Cour administrative d'appel de Bordeaux — Décision N° CAA33-22BX02663

mardi 4 juillet 2023

JuridictionCour administrative d'appel de Bordeaux
SectionCour administrative d'appel de Bordeaux
N° DossierCAA33-22BX02663
TypeDécision
Recoursexcès de pouvoir
PublicationC
Formation5ème chambre (formation à 3)
Avocat requérantCORIN

Texte intégral

Vu la procédure suivante :

Procédure contentieuse antérieure :

Mme B A a demandé au tribunal administratif de la Martinique d'annuler les décisions du 14 juin 2022 par lesquelles le préfet de la Martinique, d'une part, lui a fait obligation de quitter le territoire français dans un délai de trente jours et décidé qu'à l'issue de ce délai, elle pourrait être reconduite à destination du pays dont elle a la nationalité ou de tout autre pour lequel elle établit être légalement admissible, d'autre part, l'a interdite de retour sur le territoire français pour une durée de deux ans.

Par un jugement n°2200415 du 14 septembre 2022, le magistrat désigné par la présidente du tribunal administratif de la Martinique a annulé l'interdiction de retour sur le territoire français pour une durée de deux ans prise à l'encontre de Mme A et rejeté le surplus des conclusions de sa demande.

Procédure devant la cour :

Par une requête, enregistrée le 13 octobre 2022, Mme A, représentée par Me Corin, demande à la cour :

1°) d'annuler le jugement du 14 septembre 2022 en tant qu'il n'a pas fait droit à sa demande d'annulation des décisions portant obligation de quitter le territoire français et fixant le pays de renvoi ;

2°) d'annuler ces décisions ;

3°) d'enjoindre au préfet de la Martinique de lui délivrer une carte de séjour temporaire portant la mention " vie privée et familiale ", dans un délai de quinze jours à compter de la notification de l'arrêt à intervenir, sous astreinte de 10 euros par jour de retard, à défaut, de procéder à un nouvel examen de sa situation dans un délai de quinze jours à compter de la notification de l'arrêt à intervenir, sous astreinte de 50 euros par jour de retard et de lui délivrer, le temps de cet examen, une autorisation provisoire de séjour lui permettant de travailler ;

4°) de mettre à la charge de l'Etat le versement au profit de son conseil d'une somme de 1 500 euros sur le fondement des dispositions de l'article 37 de la loi du 10 juillet 1991 relative à l'aide juridique.

Elle soutient que :

En ce qui concerne l'obligation de quitter le territoire français :

- elle ne répond pas aux exigences de motivation qui s'imposent à elle ;

- sa situation personnelle et familiale n'a pas fait l'objet d'un examen approfondi ;

- elle méconnaît le 5° de l'article L. 611-3 du code de l'entrée et du séjour des étrangers et du droit d'asile ;

- elle méconnait les stipulations de l'article 8 de la convention européenne de sauvegarde des droits de l'homme et des libertés fondamentales et celles de l'article 3 de la convention internationale relative aux droits de l'enfant ;

En ce qui concerne la décision fixant le pays de renvoi :

- elle est illégale du fait de l'illégalité de l'obligation de quitter le territoire français ;

- elle ne répond pas aux exigences de motivation qui s'imposent à elle ;

- elle méconnaît les stipulations de l'article 3 de la convention européenne de sauvegarde des droits de l'homme et des libertés fondamentales et l'article L. 721-4 du code de l'entrée et du séjour des étrangers et du droit d'asile.

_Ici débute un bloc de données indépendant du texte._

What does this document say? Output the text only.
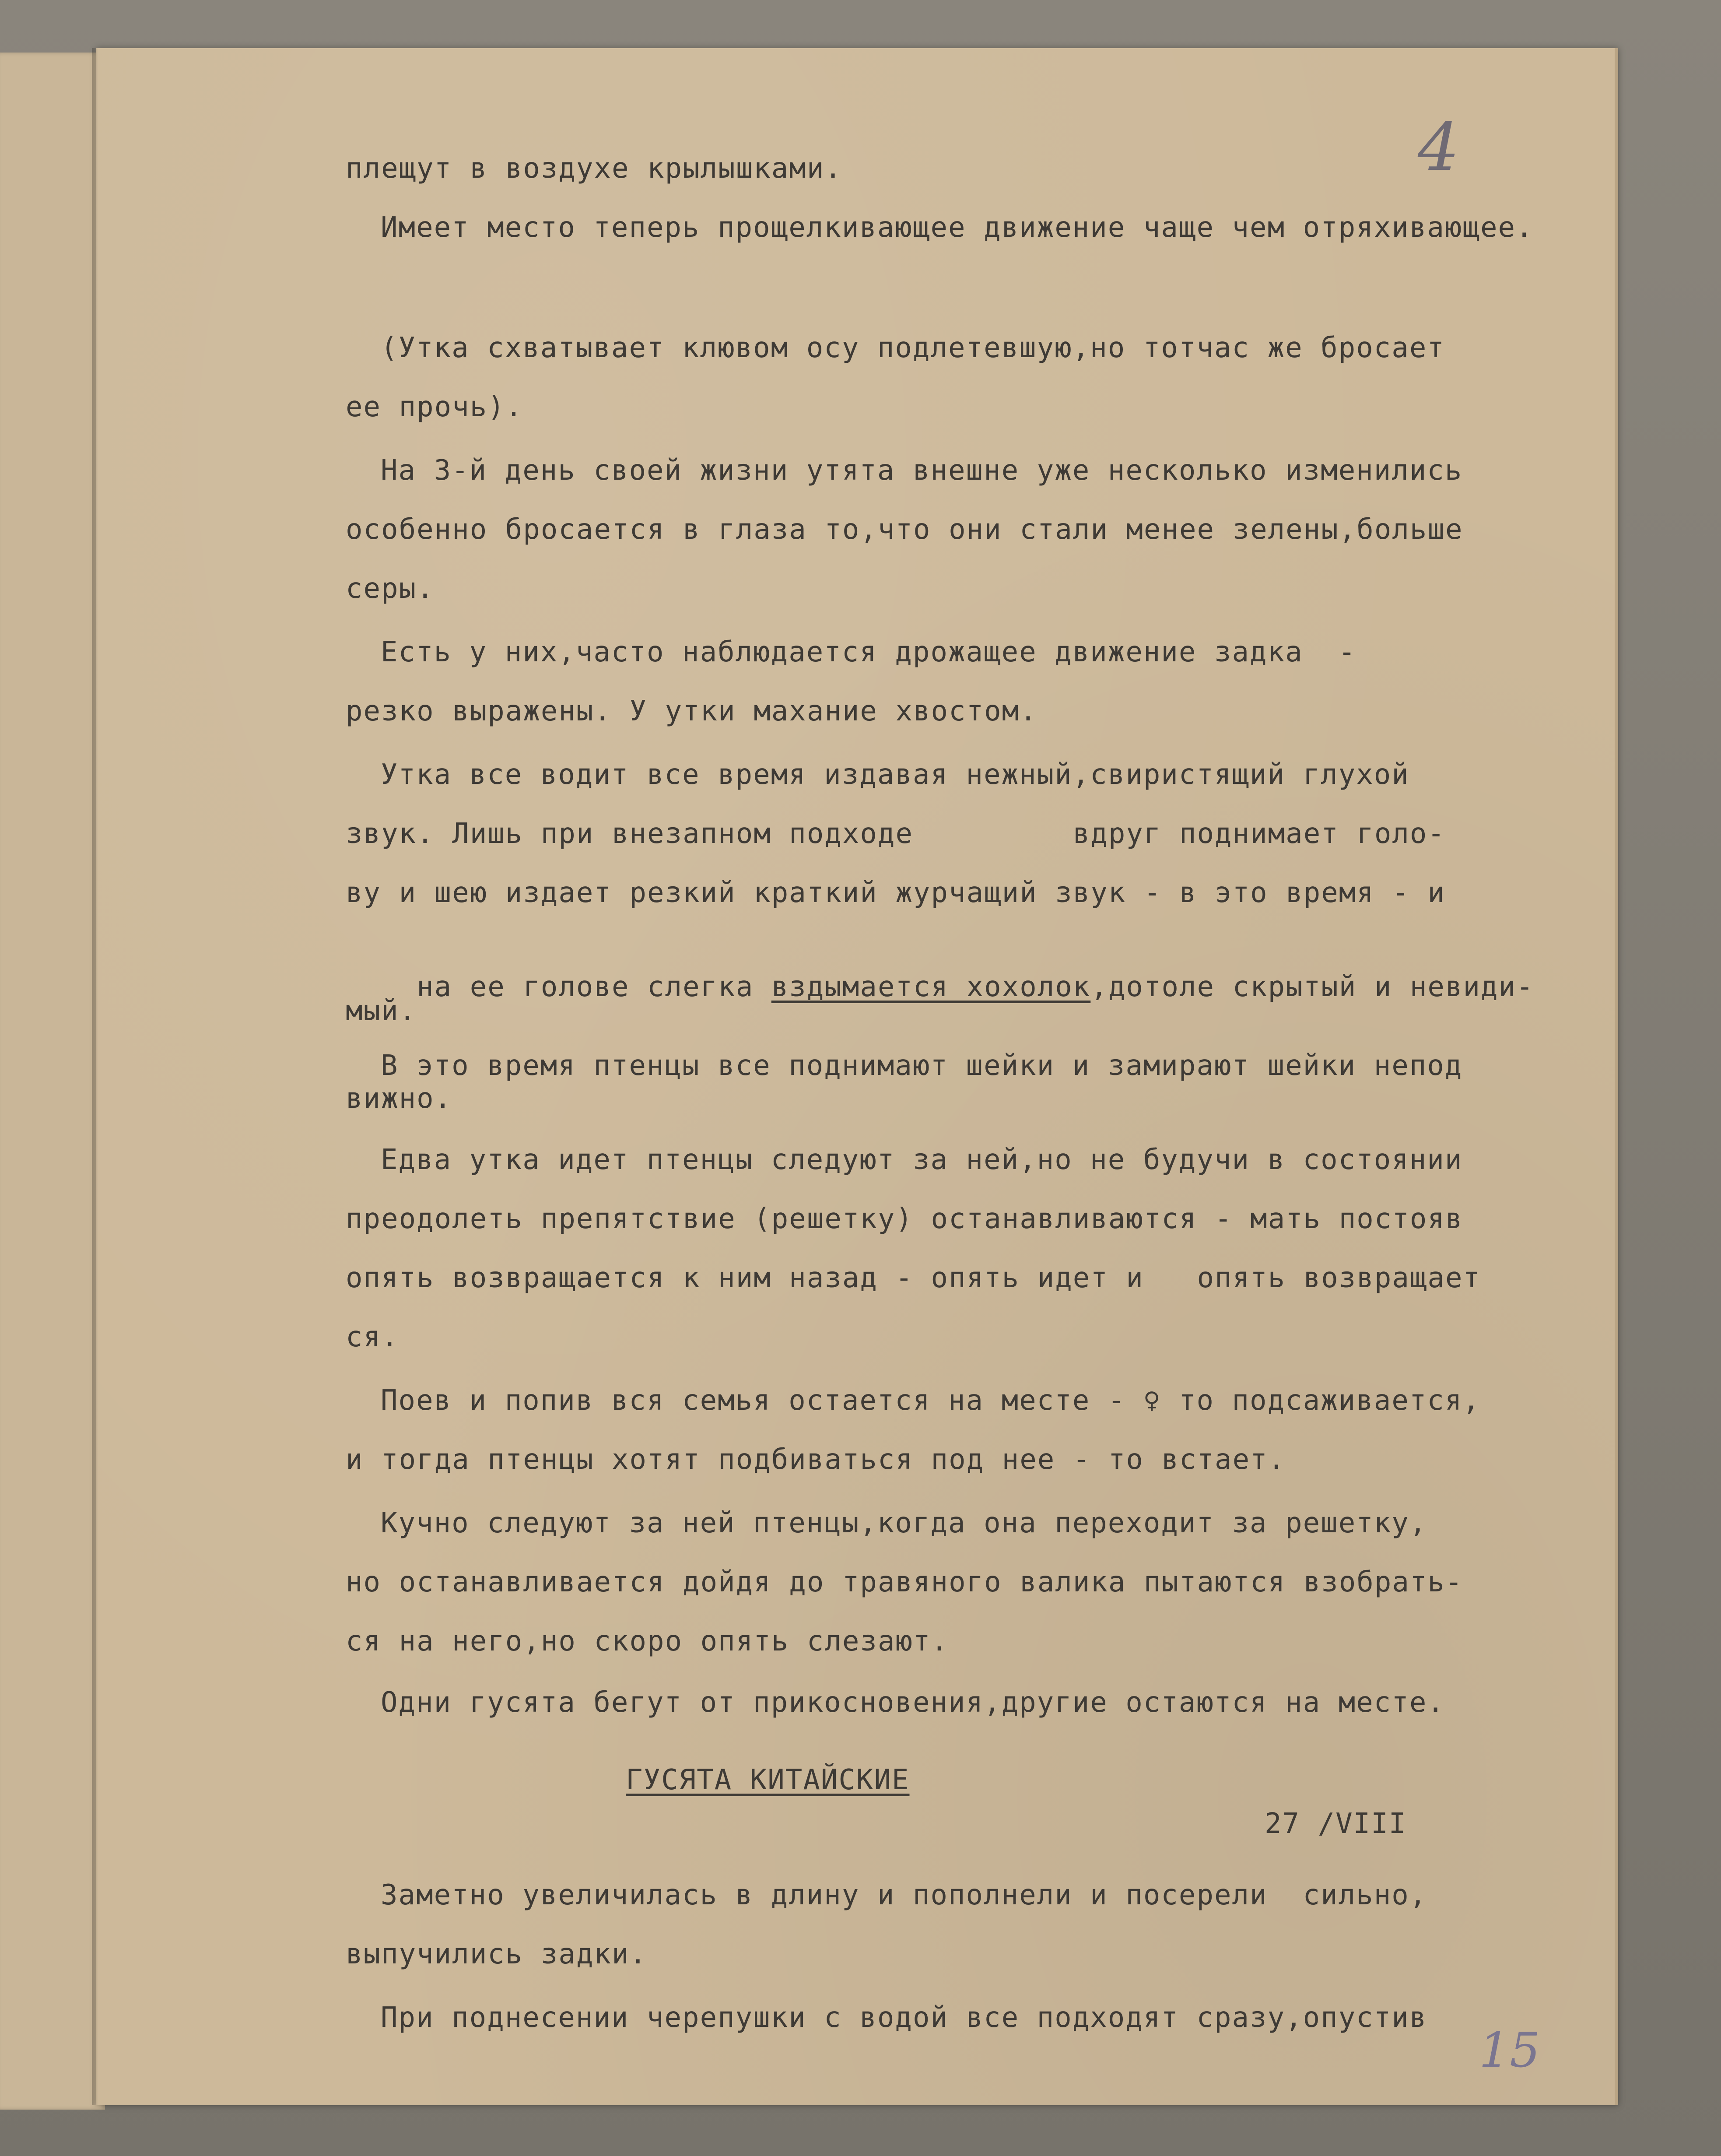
4
плещут в воздухе крылышками.
Имеет место теперь прощелкивающее движение чаще чем отряхивающее.
(Утка схватывает клювом осу подлетевшую,но тотчас же бросает
ее прочь).
На 3-й день своей жизни утята внешне уже несколько изменились
особенно бросается в глаза то,что они стали менее зелены,больше
серы.
Есть у них,часто наблюдается дрожащее движение задка  -
резко выражены. У утки махание хвостом.
Утка все водит все время издавая нежный,свиристящий глухой
звук. Лишь при внезапном подходе         вдруг поднимает голо-
ву и шею издает резкий краткий журчащий звук - в это время - и

на ее голове слегка вздымается хохолок,дотоле скрытый и невиди-

мый.
В это время птенцы все поднимают шейки и замирают шейки непод
вижно.
Едва утка идет птенцы следуют за ней,но не будучи в состоянии
преодолеть препятствие (решетку) останавливаются - мать постояв
опять возвращается к ним назад - опять идет и   опять возвращает
ся.
Поев и попив вся семья остается на месте - ♀ то подсаживается,
и тогда птенцы хотят подбиваться под нее - то встает.
Кучно следуют за ней птенцы,когда она переходит за решетку,
но останавливается дойдя до травяного валика пытаются взобрать-
ся на него,но скоро опять слезают.
Одни гусята бегут от прикосновения,другие остаются на месте.
Заметно увеличилась в длину и пополнели и посерели  сильно,
выпучились задки.
При поднесении черепушки с водой все подходят сразу,опустив
ГУСЯТА КИТАЙСКИЕ
27 /VIII
15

Mme A a été admise au bénéfice de l'aide juridictionnelle totale par décision du 24 novembre 2022.

Vu les autres pièces du dossier.

Vu :

- la convention européenne de sauvegarde des droits de l'homme et des libertés fondamentales ;

- la convention internationale relative aux droits de l'enfant ;

- le code de l'entrée et du séjour des étrangers et du droit d'asile ;

- le code des relations entre le public et l'administration ;

- la loi n° 91-647 du 10 juillet 1991 ;

- le code de justice administrative.

La présidente de la formation de jugement a dispensé le rapporteur public, sur sa proposition, de prononcer des conclusions à l'audience.

Les parties ont été régulièrement averties du jour de l'audience.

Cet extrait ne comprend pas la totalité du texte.